Exhibition at Haparanda konsthall: Marie-Louise Ekman
17 June—31 July 2024
Exhibitions
Haparanda konsthall
You Can Do What You Want: Marie-Louise Ekman’s Art over Fifty Years
Love, everyday silliness, and toilet seat philosophy. The artist, professor, and playwright Marie-Louise Ekman will be exhibiting graphic artworks from five decades in her first tour of Norrbotten County, starting at the Gällivare Museum of Culture.
The exhibition “You Can Do What You Want: Marie-Louise Ekman’s Art over Fifty Years” opens on March 23, 2024. Through ten works, the audience will gain insight into the life of a remarkable artist who undoubtedly has mastered the art of multitasking. She has written both films and plays and worked as rector at the Royal Institute of Art as well as director of the Royal Dramatic Theatre in Stockholm, all the while remaining highly relevant as an artist.
Among the works in the exhibition, we find Kärlek (Love) from 1976, the background of which has taken inspiration from the textile pattern creations of her partner at the time, Carl-John De Geer. Here we see a couple in an embrace, but on the fingers of the woman are tiny figures with fingers of their own, scratching at the man’s cheek. Another famous work is the iconic På toaletten (On the toilet), otherwise known as Aftonsnabeln (a play on the Swedish daily newspaper Aftonbladet), which provides a mocking commentary of newspapers’ tendency to focus on gossip and trivialities rather than death and war.
During the 1960s, Marie-Louise Ekman was an influential voice in the group that worked on the underground journal Puss (Kiss).
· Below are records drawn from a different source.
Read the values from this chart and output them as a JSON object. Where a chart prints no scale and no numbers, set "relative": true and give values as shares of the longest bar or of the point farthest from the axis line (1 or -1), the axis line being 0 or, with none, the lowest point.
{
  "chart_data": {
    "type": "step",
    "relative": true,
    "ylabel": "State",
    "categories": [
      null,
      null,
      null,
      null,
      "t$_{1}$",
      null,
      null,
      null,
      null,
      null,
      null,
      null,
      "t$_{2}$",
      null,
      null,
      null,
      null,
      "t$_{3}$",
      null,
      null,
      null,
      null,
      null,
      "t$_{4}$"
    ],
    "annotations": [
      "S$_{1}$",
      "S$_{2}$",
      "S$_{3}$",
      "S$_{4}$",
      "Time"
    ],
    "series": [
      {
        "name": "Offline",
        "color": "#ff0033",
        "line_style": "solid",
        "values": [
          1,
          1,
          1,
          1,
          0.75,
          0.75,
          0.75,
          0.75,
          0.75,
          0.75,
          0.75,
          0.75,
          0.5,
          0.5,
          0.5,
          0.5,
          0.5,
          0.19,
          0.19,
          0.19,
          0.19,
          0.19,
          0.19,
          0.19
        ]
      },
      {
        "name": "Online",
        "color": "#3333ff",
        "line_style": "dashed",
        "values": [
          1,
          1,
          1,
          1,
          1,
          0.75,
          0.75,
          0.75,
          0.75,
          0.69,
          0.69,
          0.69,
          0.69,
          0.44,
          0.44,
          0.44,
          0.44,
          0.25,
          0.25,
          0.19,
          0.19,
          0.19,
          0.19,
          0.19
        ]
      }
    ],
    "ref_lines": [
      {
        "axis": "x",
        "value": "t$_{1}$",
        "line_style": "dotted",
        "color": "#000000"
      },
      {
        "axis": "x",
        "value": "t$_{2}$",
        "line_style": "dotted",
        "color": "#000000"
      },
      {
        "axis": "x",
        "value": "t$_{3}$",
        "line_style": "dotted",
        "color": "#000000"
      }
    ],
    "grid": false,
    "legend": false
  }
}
She went on to create films and has more than ten titles to her name. She later became an influential professor and rector of the Royal Institute of Art. On top of this she has directed several plays and was from 2009 to 2014 director of the Royal Dramatic Theatre in Stockholm. Throughout the years, she has continued to work with graphic art in different ways, with themes centered around relationships and the absurdity of daily life.
Relationships and meetings between people play a central role in Ekman’s artistry, which encompasses painting, three-dimensional work, appliqués, cinema, theatre, television series, and—not least—graphic art. Political, erotic, and artistic taboos are overridden in her playful “naïve pop” art style, which usually depicts mundane scenes from the home. There is a mix of references to the Pop Art of the 1960s and the naïve forms of expression seen among other self-taught artists and in children’s book illustrations. Alongside this is usually an element of the wildly absurd. Theatre as both a visual form and metaphor continually appear in her narrative scenes, regardless of technique or genre.
Ekman was one of the first artists in Sweden who embraced the popular culture that came about during the rise of the Social Democratic welfare state. She did this from the perspective of a young woman, and at times from the perspective of a child. The bedroom of the young girl became an aesthetic language in and of itself, dominated by the color pink, and crafting became an artistic method. When the director of Moderna Museet’s Pontus Hultén purchased her large silk appliqué with the title Fiskbullar i hummersås (Fish balls in lobster sauce) in 1968, Sweden was granted one of its first pop art icons, with a feminist edge. She became the first ever female professor at the Royal Institute of Art when she was appointed in 1984, after two hundred and fifty years of the school’s existence.
The exhibition will travel to Haparanda konsthall from June 18 to July 31, and Råneå konsthall from September 7 to October 6, 2024.